Interest in War Increases
During the fall of 1915, however, war news in the Crimson was scarce. Items on war lectures were usually buried in the back pages, while most space was given to football stories about "one of the best teams Harvard has ever had." But there was no lack of activity in sponsoring forums and discussions. Lowell's "League to Enforce Peace" was good bull-session material. Harvard was well-represented in the ambulance service, and although at the first battle of the Marne there were only half a dozen hastily-built machines, the American delegation grew rapidly with increasing donations from colleges and in dividuals.
At that time, there was no Department of Military Science connected with the College. A few men belonged to the state Militia, and a school for the training of civilian officers had been established in the armory "for those who wished to take command should an emergency call them into the field to defend their country."

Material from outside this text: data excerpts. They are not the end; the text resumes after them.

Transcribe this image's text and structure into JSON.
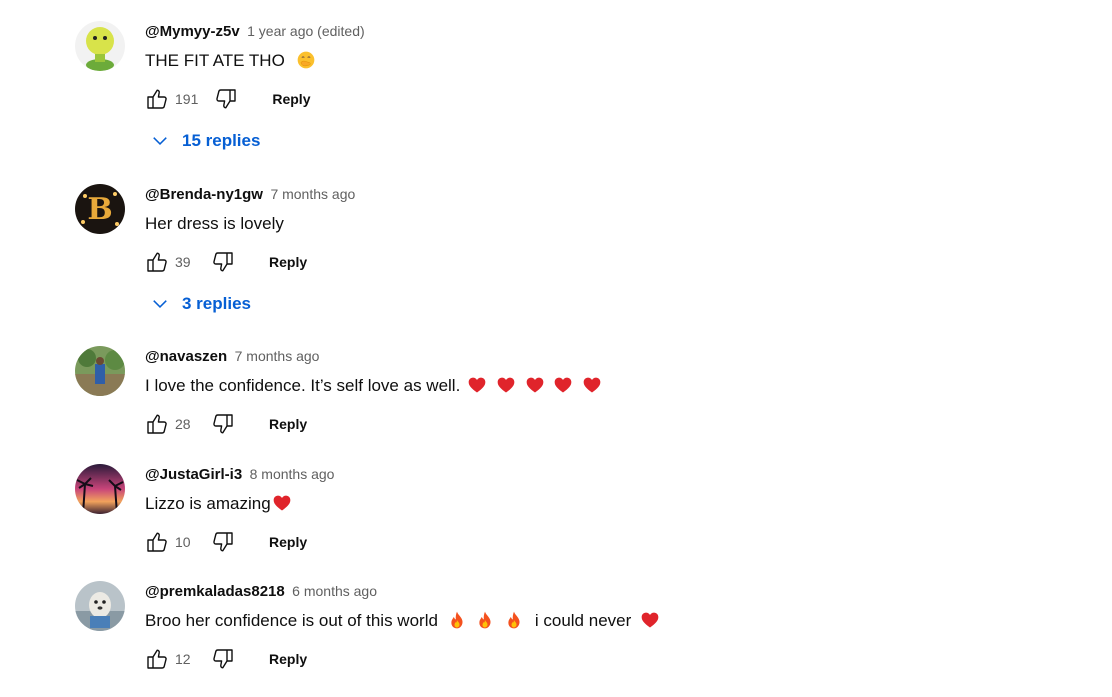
{
  "comments": [
    {
      "author": "@Mymyy-z5v",
      "time": "1 year ago (edited)",
      "text": "THE FIT ATE THO",
      "emoji": [
        "face-with-hand-over-mouth"
      ],
      "likes": "191",
      "reply_label": "Reply",
      "replies_label": "15 replies"
    },
    {
      "author": "@Brenda-ny1gw",
      "time": "7 months ago",
      "text": "Her dress is lovely",
      "likes": "39",
      "reply_label": "Reply",
      "replies_label": "3 replies"
    },
    {
      "author": "@navaszen",
      "time": "7 months ago",
      "text": "I love the confidence. It’s self love as well.",
      "emoji": [
        "red-heart",
        "red-heart",
        "red-heart",
        "red-heart",
        "red-heart"
      ],
      "likes": "28",
      "reply_label": "Reply"
    },
    {
      "author": "@JustaGirl-i3",
      "time": "8 months ago",
      "text": "Lizzo is amazing",
      "emoji": [
        "red-heart"
      ],
      "likes": "10",
      "reply_label": "Reply"
    },
    {
      "author": "@premkaladas8218",
      "time": "6 months ago",
      "text_part1": "Broo her confidence is out of this world",
      "emoji_part1": [
        "fire",
        "fire",
        "fire"
      ],
      "text_part2": "i could never",
      "emoji_part2": [
        "red-heart"
      ],
      "likes": "12",
      "reply_label": "Reply"
    }
  ],
  "icons": {
    "like": "thumb-up-icon",
    "dislike": "thumb-down-icon",
    "expand": "chevron-down-icon"
  },
  "colors": {
    "link_blue": "#065fd4",
    "secondary_text": "#606060",
    "heart_red": "#e0242b"
  }
}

From November 11, 1915, when the Crimson reversed its policy of isolation, until the Armistice, students seem to have recognized the intellectual and practical necessity for being "aucourant" on war matters. Although Harvard swamped the Yale football team by the record-breaking score of 41-0, the general jubiliation did not prevent undergraduates from abiding by the Student Council's advocation of military preparedness and of voluntary military training for all members of the University. The Council suggested drill, supplemented by military science and tactics. A committee of graduates, undergraduates, and Law School men was appointed to take charge of inaugurating the system. It was estimated that a quarter of the men in College would enlist, since the drill would "in no way interfere with scholarship or athletics."
Harvard Regiment Formed
Soon after the Student Council's suggestion, General Leonard Wood announced that he favored the plan, and would try to have a special officer detailed to drill the University's battalion. Also, he promised to have the men's equipment supplied by the War Department, providing that 400 men sign up within three days. The response was immediate and overwhelming, with 922 men pledged by the second day.
The Harvard Regiment was formed January 10, 1916. Harvard's first contribution, in a strictly military way, towards preparation for war, the Regiment was a revolutionary innovation. Membership was voluntary, no training was scheduled during examination periods and vacations and no summer work was required; but men were urged to attend camp at Plattsburg. The old Hemenway Gymnasium and the baseball cage were used as drilling grounds in the winter time. Rifles, bayonets, and belts, were furnished by the government, but that was all. The Regiment had no government connection, and carried no course credit toward a degree.
At the same time as the organization of the Regiment, came the announcement from the University that a half-course in Military Science had been established, open only to Juniors and Seniors who attended one of the summer military camps or had completed one year in the Militia Members of the Regiment, however, were advised to audit the course.
During the summer of 1916, an act passed by Congress provided for a corps of trained officers to command reserve forces in time of war. Open to all students except Freshmen, the ROTC unit set up here was to be called Military Sceince and Tactics 1. The Regiment would continue to exist, but not on a voluntary basis since its members were to be drawn from Mil. Sci. The new courses were to have fixed weekly hours of instruction under an officer of the army.